You can either compile jmc from source manually or download the latest stable artifact here. In the future, binaries for jmc will likely be distributed through the App Store. In the meantime, please consider buying me some coffee or food!

Setup

You can choose to allow jmc to organize your library by moving or copying added files, or have it perform no organization at all.

To import an existing iTunes library, use the “Import iTunes Library” action in the File menu, and point the importer at your iTunes Library.xml file.

When adding media, jmc can rename your files to follow the “${disc number}-${track number} ${track name}.${extension}” convention. Currently, jmc will never modify the content of files.

Roadmap

A few high priorities for jmc features are:

  • Support for multiple pieces of album artwork per album, including PDFs.
  • More thorough, and preferably automatically tagged metadata.
  • Custom fields for media (think "featuring", or "mood").

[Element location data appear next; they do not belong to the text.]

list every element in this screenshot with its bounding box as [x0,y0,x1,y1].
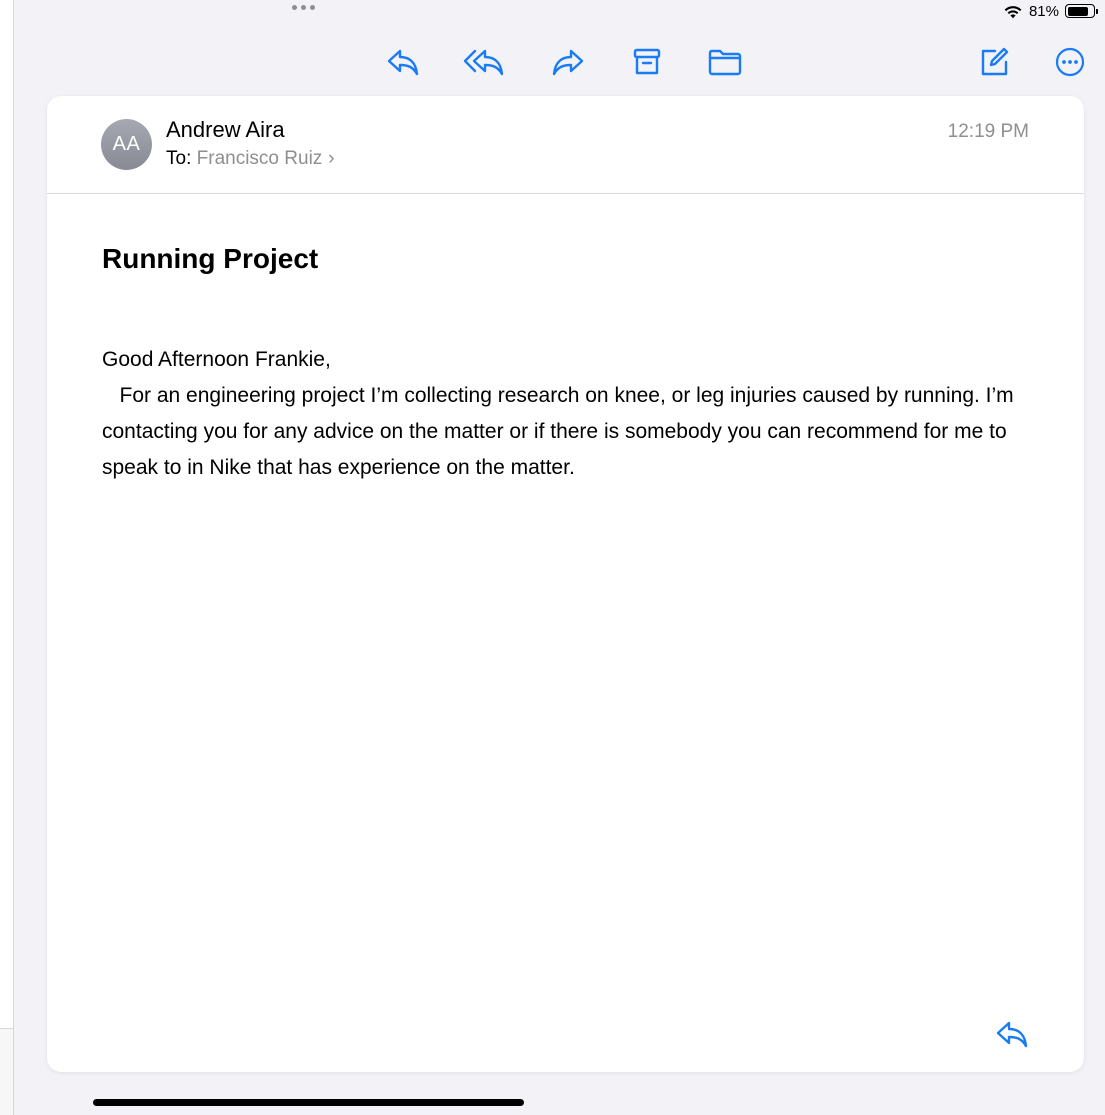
forward-button[interactable] [547,42,589,82]
message-body: Good Afternoon Frankie, For an engineeri… [102,342,1037,486]
folder-icon [707,47,743,77]
chevron-right-icon: › [328,148,335,169]
mail-screen: 81% AA Andrew Aira To: Francisco Ruiz › … [0,0,1105,1115]
sender-name[interactable]: Andrew Aira [166,117,285,143]
reply-icon [995,1019,1029,1049]
battery-percent: 81% [1028,2,1059,20]
inline-reply-button[interactable] [990,1014,1034,1054]
home-indicator[interactable] [93,1099,524,1106]
recipient-name[interactable]: Francisco Ruiz [197,148,323,169]
reply-button[interactable] [382,42,424,82]
message-header: AA Andrew Aira To: Francisco Ruiz › 12:19… [47,96,1084,194]
sidebar-edge-lower [0,1028,14,1115]
wifi-icon [1003,4,1023,19]
status-bar: 81% [1003,1,1098,21]
avatar[interactable]: AA [101,119,152,170]
battery-fill [1067,6,1088,16]
more-button[interactable] [1049,42,1091,82]
body-greeting: Good Afternoon Frankie, [102,348,331,371]
move-to-folder-button[interactable] [704,42,746,82]
multitasking-handle[interactable] [292,5,315,10]
to-label: To: [166,148,192,169]
reply-all-icon [463,47,505,77]
recipient-line[interactable]: To: Francisco Ruiz › [166,148,335,170]
forward-icon [551,47,585,77]
archive-button[interactable] [626,42,668,82]
sidebar-edge [0,0,14,1028]
compose-icon [978,46,1010,78]
body-paragraph: For an engineering project I’m collectin… [102,384,1020,479]
compose-button[interactable] [973,42,1015,82]
more-icon [1054,46,1086,78]
message-subject: Running Project [102,243,319,274]
reply-icon [386,47,420,77]
message-time: 12:19 PM [947,121,1029,142]
battery-icon [1065,4,1098,18]
archive-icon [632,47,662,77]
reply-all-button[interactable] [463,42,505,82]
message-card: AA Andrew Aira To: Francisco Ruiz › 12:19… [47,96,1084,1072]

While some of these features were half-written and planned for the current release, I realized that the best way to support them would likely be to introduce compatibility with the beets project, which is already a wonderful media management system for macOS users that supports auto-tagging, artwork management and much more. Since supporting beets will involve migrating from jmc's current persistence framework (Core Data) toward SQLite, I elected not to complete half-baked versions of the above, only to rewrite large swaths of them later on.

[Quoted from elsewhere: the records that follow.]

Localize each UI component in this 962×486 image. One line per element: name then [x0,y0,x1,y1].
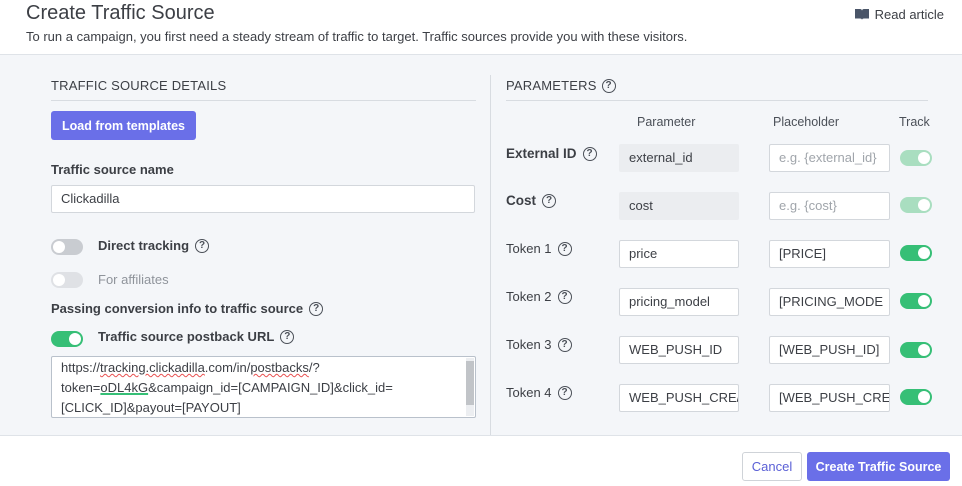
parameters-divider [506,100,928,101]
param-row-label: Token 3 ? [506,337,572,352]
traffic-source-details: TRAFFIC SOURCE DETAILS Load from templat… [51,55,476,435]
read-article-link[interactable]: Read article [854,7,944,22]
help-icon[interactable]: ? [557,337,572,352]
placeholder-input[interactable]: [PRICING_MODE [769,288,890,316]
help-icon[interactable]: ? [195,238,210,253]
direct-tracking-label: Direct tracking ? [98,238,210,253]
column-divider [490,75,491,435]
help-icon[interactable]: ? [542,193,556,208]
placeholder-input[interactable]: [PRICE] [769,240,890,268]
help-icon[interactable]: ? [557,241,572,256]
param-row-label: Token 2 ? [506,289,572,304]
help-icon[interactable]: ? [557,385,572,400]
track-toggle[interactable] [900,293,932,309]
passing-conversion-label: Passing conversion info to traffic sourc… [51,301,324,316]
col-track-header: Track [899,115,930,129]
param-input[interactable]: pricing_model [619,288,739,316]
placeholder-input[interactable]: e.g. {cost} [769,192,890,220]
col-parameter-header: Parameter [637,115,696,129]
direct-tracking-toggle[interactable] [51,239,83,255]
param-label-text: Token 3 [506,337,552,352]
help-icon[interactable]: ? [582,146,597,161]
for-affiliates-label: For affiliates [98,272,169,287]
postback-url-part: .com/in/ [204,360,251,375]
load-from-templates-button[interactable]: Load from templates [51,111,196,140]
param-input[interactable]: WEB_PUSH_ID [619,336,739,364]
param-row-label: Token 1 ? [506,241,572,256]
book-icon [854,9,869,20]
track-toggle[interactable] [900,342,932,358]
passing-conversion-text: Passing conversion info to traffic sourc… [51,301,304,316]
param-row-label: Cost ? [506,193,556,208]
param-label-text: Token 1 [506,241,552,256]
param-row-label: Token 4 ? [506,385,572,400]
postback-url-part: postbacks [250,360,309,375]
param-input: external_id [619,144,739,172]
help-icon[interactable]: ? [309,301,324,316]
postback-url-part: token= [61,380,101,395]
page-title: Create Traffic Source [26,2,215,24]
modal-footer: Cancel Create Traffic Source [0,437,962,486]
postback-url-part: https:// [61,360,101,375]
cancel-button[interactable]: Cancel [742,452,802,481]
param-input[interactable]: price [619,240,739,268]
postback-url-part: /? [308,360,320,375]
form-body: TRAFFIC SOURCE DETAILS Load from templat… [0,54,962,436]
parameters-section-title: PARAMETERS ? [506,78,616,93]
help-icon[interactable]: ? [557,289,572,304]
postback-url-part: tracking.clickadilla [100,360,205,375]
param-label-text: External ID [506,146,577,161]
postback-url-token: oDL4kG [100,380,149,395]
details-section-title: TRAFFIC SOURCE DETAILS [51,78,227,93]
postback-url-part: [CLICK_ID]&payout=[PAYOUT] [61,400,241,415]
param-label-text: Token 2 [506,289,552,304]
page-subtitle: To run a campaign, you first need a stea… [26,29,688,44]
create-traffic-source-button[interactable]: Create Traffic Source [807,452,950,481]
direct-tracking-text: Direct tracking [98,238,190,253]
help-icon[interactable]: ? [601,78,616,93]
read-article-label: Read article [874,7,944,22]
param-row-label: External ID ? [506,146,597,161]
postback-url-label: Traffic source postback URL ? [98,329,295,344]
track-toggle[interactable] [900,389,932,405]
track-toggle [900,150,932,166]
param-input: cost [619,192,739,220]
col-placeholder-header: Placeholder [773,115,840,129]
param-label-text: Cost [506,193,536,208]
postback-url-text: Traffic source postback URL [98,329,275,344]
param-input[interactable]: WEB_PUSH_CRE/ [619,384,739,412]
page-header: Create Traffic Source To run a campaign,… [0,0,962,54]
postback-url-textarea[interactable]: https://tracking.clickadilla.com/in/post… [51,356,476,418]
details-divider [51,100,476,101]
track-toggle[interactable] [900,245,932,261]
textarea-scrollbar-thumb[interactable] [466,361,474,405]
track-toggle [900,197,932,213]
for-affiliates-toggle [51,272,83,288]
param-label-text: Token 4 [506,385,552,400]
placeholder-input[interactable]: [WEB_PUSH_CRE [769,384,890,412]
traffic-source-name-input[interactable]: Clickadilla [51,185,475,213]
placeholder-input[interactable]: [WEB_PUSH_ID] [769,336,890,364]
parameters-panel: PARAMETERS ? Parameter Placeholder Track… [506,55,936,435]
parameters-title-text: PARAMETERS [506,78,597,93]
postback-toggle[interactable] [51,331,83,347]
help-icon[interactable]: ? [280,329,295,344]
postback-url-part: &campaign_id=[CAMPAIGN_ID]&click_id= [148,380,393,395]
placeholder-input[interactable]: e.g. {external_id} [769,144,890,172]
name-label: Traffic source name [51,162,174,177]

Note: this upcoming migration has the side effect that subsequent versions of jmc will probably require you to re-import your library.

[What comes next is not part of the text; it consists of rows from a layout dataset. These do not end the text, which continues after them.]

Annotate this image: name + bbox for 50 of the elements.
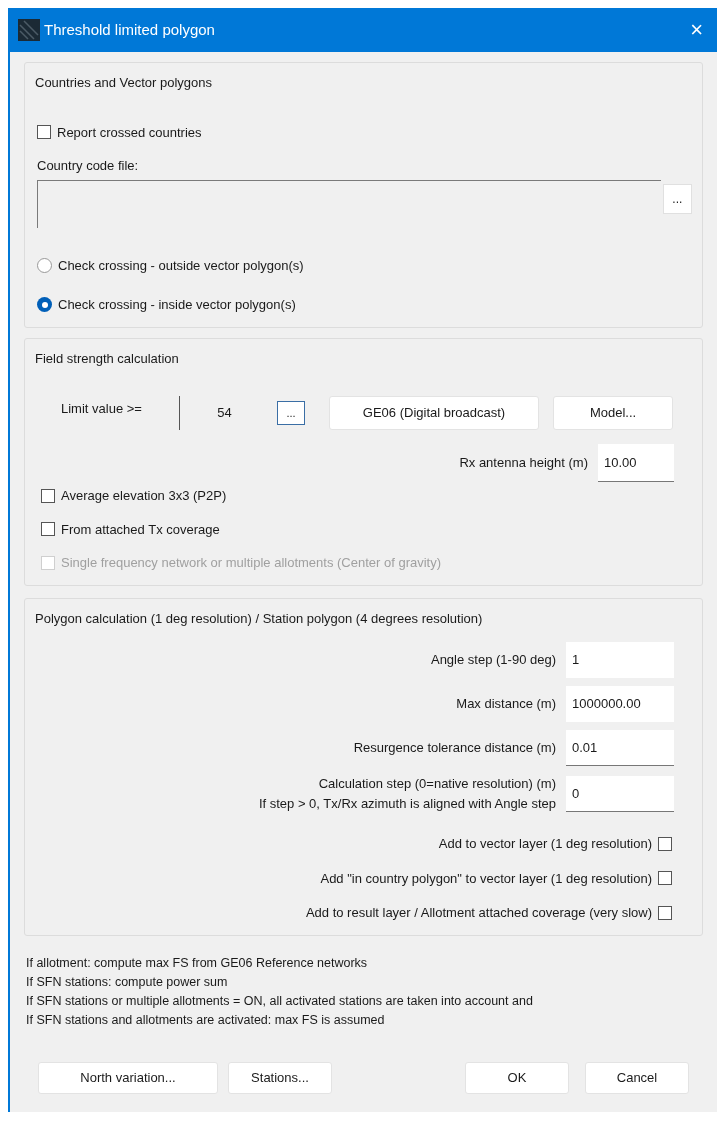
info-text: If allotment: compute max FS from GE06 Reference networks: [26, 954, 369, 972]
info-text: If SFN stations and allotments are activated: max FS is assumed: [26, 1011, 386, 1029]
limit-label: Limit value >=: [61, 400, 143, 419]
checkbox[interactable]: [658, 836, 672, 851]
model-button[interactable]: Model...: [553, 396, 673, 430]
checkbox[interactable]: [658, 871, 672, 886]
dialog-button[interactable]: North variation...: [38, 1061, 218, 1094]
close-button[interactable]: ×: [684, 19, 709, 41]
input-field[interactable]: 0: [566, 776, 674, 812]
dialog-button[interactable]: Stations...: [228, 1061, 332, 1094]
group-title: Field strength calculation: [35, 349, 180, 368]
field-label: Angle step (1-90 deg): [430, 651, 556, 669]
radio-button[interactable]: [37, 257, 52, 273]
browse-button[interactable]: ...: [277, 401, 305, 425]
field-label: Calculation step (0=native resolution) (m): [318, 775, 556, 793]
radio-label: Check crossing - inside vector polygon(s): [58, 296, 296, 314]
app-icon: [18, 19, 40, 41]
checkbox-label: Single frequency network or multiple allotments (Center of gravity): [61, 554, 442, 572]
file-path-field[interactable]: [37, 179, 661, 228]
group-title: Polygon calculation (1 deg resolution) / Station polygon (4 degrees resolution): [35, 609, 484, 628]
checkbox[interactable]: [658, 905, 672, 920]
dialog-button[interactable]: OK: [465, 1061, 569, 1094]
checkbox-label: Add to result layer / Allotment attached coverage (very slow): [305, 904, 652, 922]
checkbox[interactable]: [37, 125, 51, 140]
checkbox-label: Add to vector layer (1 deg resolution): [438, 835, 652, 853]
input-field[interactable]: 1: [566, 642, 674, 678]
model-button[interactable]: GE06 (Digital broadcast): [329, 396, 539, 430]
checkbox[interactable]: [41, 488, 55, 503]
input-field[interactable]: 0.01: [566, 730, 674, 766]
input-field[interactable]: 1000000.00: [566, 686, 674, 722]
field-label: Country code file:: [37, 157, 140, 175]
browse-button[interactable]: ...: [662, 183, 692, 214]
field-note: If step > 0, Tx/Rx azimuth is aligned with Angle step: [258, 795, 556, 813]
field-label: Resurgence tolerance distance (m): [353, 739, 556, 757]
group-title: Countries and Vector polygons: [35, 74, 214, 92]
dialog-button[interactable]: Cancel: [585, 1061, 689, 1094]
checkbox[interactable]: [41, 522, 55, 537]
field-label: Rx antenna height (m): [459, 454, 588, 473]
limit-value-field[interactable]: 54: [179, 396, 269, 430]
info-text: If SFN stations or multiple allotments = ON, all activated stations are taken into account and: [26, 992, 534, 1010]
info-text: If SFN stations: compute power sum: [26, 973, 229, 991]
input-field[interactable]: 10.00: [598, 444, 674, 482]
radio-button[interactable]: [37, 297, 52, 313]
checkbox-label: Average elevation 3x3 (P2P): [61, 487, 227, 505]
field-label: Max distance (m): [456, 695, 556, 713]
radio-label: Check crossing - outside vector polygon(s): [58, 256, 304, 275]
window-title: Threshold limited polygon: [44, 19, 215, 40]
checkbox-label: From attached Tx coverage: [61, 520, 220, 539]
checkbox-label: Report crossed countries: [57, 123, 202, 142]
checkbox-label: Add "in country polygon" to vector layer (1 deg resolution): [320, 869, 652, 888]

Some simple features that need implementation on jmc right now include:

  • Non-placeholder icons.
  • A location manager that offers a powerful interface for viewing and manipulating where jmc thinks media files are. Also, media directory monitoring using FSEvents to watch directories for changes that warrant metadata modification to application entities.
  • Advanced playback features like crossfades, custom start-stop playback positions and volume settings for tracks.

A few slightly larger things:

  • Fancier views for media akin to the iTunes album and artist views (but which aren't broken).
  • FLAC support. Currently jmc uses AVAudioEngine for audio playback. I am currently investigating solutions here.
  • A discrete, server-only version of jmc that runs in the background and serves media from a volume to jmc clients on a local area network, and beyond (think Plex). This is basically jmc minus the GUI.
  • A better way of displaying and adding these “probably-always-available” remote libraries other than the Shared Libraries tab of the source list.
  • Making shared libraries better and less crash-prone.

Still more stuff:

  • Make jmc Applescript-able
  • Last.fm integration? Last.fm seems to be on its way out, but there are few alternatives.
  • A MiniPlayer!

Also, jmc currently doesn't play podcasts or videos. This functionality will likely arrive in some capacity in the future.